May 7, 2023 7:00 PM PDT
This document outlines the design considerations and discussions from a system design interview focused on creating a URL shortening service similar to TinyUrl. The interview covers various aspects including storage solutions, URL conversion methods, API definitions, and strategies for handling high traffic.
System Design Interview Notes
Storage Solutions
- Discussed options for storing data: SQL vs. NoSQL.
- Proposed a key-value store using short URLs as keys.
- Suggested creating a two-way table for mapping long URLs to short URLs and vice versa.
- Considered the architecture of having one write server and multiple read servers for scalability.
URL Conversion
- Discussed methods for converting long URLs into short URLs using hash algorithms.
- Estimated size requirements for long URLs (64 bits).
- Introduced base64 hashing and addressed potential collisions.
- Proposed adding more bytes to the end of the hash and incorporating timestamps into the input value.

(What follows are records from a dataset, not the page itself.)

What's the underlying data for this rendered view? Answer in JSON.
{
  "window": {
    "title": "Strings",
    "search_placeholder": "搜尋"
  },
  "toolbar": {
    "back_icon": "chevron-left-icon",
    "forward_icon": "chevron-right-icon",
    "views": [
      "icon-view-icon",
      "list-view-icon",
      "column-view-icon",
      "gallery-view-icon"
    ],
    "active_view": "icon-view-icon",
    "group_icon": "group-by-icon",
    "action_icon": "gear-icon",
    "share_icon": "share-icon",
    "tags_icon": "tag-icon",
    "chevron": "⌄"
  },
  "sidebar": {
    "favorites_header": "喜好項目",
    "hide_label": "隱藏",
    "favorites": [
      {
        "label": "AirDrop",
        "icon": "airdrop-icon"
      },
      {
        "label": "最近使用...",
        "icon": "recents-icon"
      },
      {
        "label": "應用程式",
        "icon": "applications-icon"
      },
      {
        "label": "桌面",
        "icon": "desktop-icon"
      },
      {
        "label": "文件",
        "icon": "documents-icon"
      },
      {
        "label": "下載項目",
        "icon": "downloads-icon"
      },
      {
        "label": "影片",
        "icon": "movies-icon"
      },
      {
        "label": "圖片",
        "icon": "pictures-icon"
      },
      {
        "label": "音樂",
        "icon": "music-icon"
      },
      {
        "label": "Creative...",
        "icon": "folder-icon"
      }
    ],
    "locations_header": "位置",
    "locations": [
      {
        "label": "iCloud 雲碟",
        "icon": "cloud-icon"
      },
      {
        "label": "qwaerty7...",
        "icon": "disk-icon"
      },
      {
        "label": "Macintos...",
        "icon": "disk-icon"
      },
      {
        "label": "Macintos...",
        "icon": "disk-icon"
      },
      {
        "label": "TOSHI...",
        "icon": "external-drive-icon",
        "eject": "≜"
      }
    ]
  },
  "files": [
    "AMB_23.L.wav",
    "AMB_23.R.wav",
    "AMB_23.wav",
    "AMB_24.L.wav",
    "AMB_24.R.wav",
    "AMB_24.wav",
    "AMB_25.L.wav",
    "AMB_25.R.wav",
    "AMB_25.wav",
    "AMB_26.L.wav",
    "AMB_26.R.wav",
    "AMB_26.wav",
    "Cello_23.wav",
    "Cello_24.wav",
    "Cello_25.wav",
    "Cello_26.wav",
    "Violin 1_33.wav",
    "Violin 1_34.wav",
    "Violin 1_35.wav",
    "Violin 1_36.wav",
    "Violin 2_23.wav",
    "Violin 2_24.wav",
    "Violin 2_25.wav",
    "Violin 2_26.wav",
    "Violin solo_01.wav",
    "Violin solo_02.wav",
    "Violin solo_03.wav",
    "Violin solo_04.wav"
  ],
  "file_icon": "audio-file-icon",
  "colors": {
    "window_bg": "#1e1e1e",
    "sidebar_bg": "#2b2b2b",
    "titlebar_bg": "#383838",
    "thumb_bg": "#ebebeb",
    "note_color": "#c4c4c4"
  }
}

- Suggested a hash function of the form
hash_function(time_stamp + long_url)
and taking the first 10 bits. - Mentioned the use of a sliding window to ensure the uniqueness of short URLs.

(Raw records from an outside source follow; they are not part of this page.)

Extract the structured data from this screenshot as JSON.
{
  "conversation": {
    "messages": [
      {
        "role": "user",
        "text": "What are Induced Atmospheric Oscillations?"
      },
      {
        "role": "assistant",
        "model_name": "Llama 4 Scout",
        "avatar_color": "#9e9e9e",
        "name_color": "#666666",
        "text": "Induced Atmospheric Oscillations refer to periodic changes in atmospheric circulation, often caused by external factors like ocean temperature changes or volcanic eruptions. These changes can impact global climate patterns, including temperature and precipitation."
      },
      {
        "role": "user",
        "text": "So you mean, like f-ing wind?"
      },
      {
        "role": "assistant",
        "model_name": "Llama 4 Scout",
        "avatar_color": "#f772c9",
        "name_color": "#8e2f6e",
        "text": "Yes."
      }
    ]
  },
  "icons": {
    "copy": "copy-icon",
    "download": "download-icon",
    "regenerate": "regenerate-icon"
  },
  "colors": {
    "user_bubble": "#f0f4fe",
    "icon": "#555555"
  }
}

Data Persistence and Caching
- Emphasized the need to persist data in a database and to implement caching.
- Clarified that the cache should not be a browser cache but should be behind a load balancer.
- Discussed the importance of defining the API early in the design process.

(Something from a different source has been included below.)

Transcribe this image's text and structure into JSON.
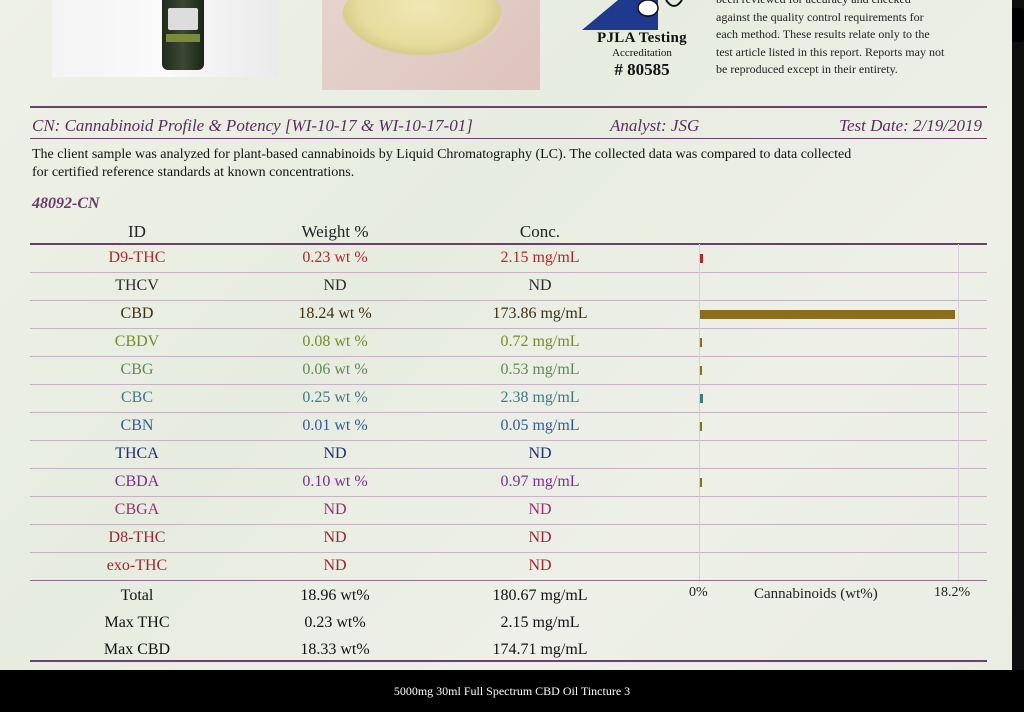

API and Traffic Management
- Estimated traffic handling capabilities, with calculations showing 1000 QPS.
- Discussed the need for eventual consistency and the handling of large read volumes through read replicas.
- Suggested implementing an extra layer of cache to check the uniqueness of short URLs.
- Addressed security concerns regarding potential abuse of the system by adding rate limiting and using a bloom filter to quickly filter out invalid URLs.
Scalability and Cost Considerations
- Discussed the scalability of the system with projections of high QPS (queries per second).
- Evaluated the cost implications of using NoSQL databases versus managed databases like DynamoDB and self-managed solutions like Cassandra.
- Highlighted that while NoSQL databases may require more maintenance, they can be more extensible and suited for large amounts of data.
Conclusion
- Concluded the interview without additional comments from the interviewee.
- Emphasized the importance of considering both technical and cost factors in the design of the URL shortening service.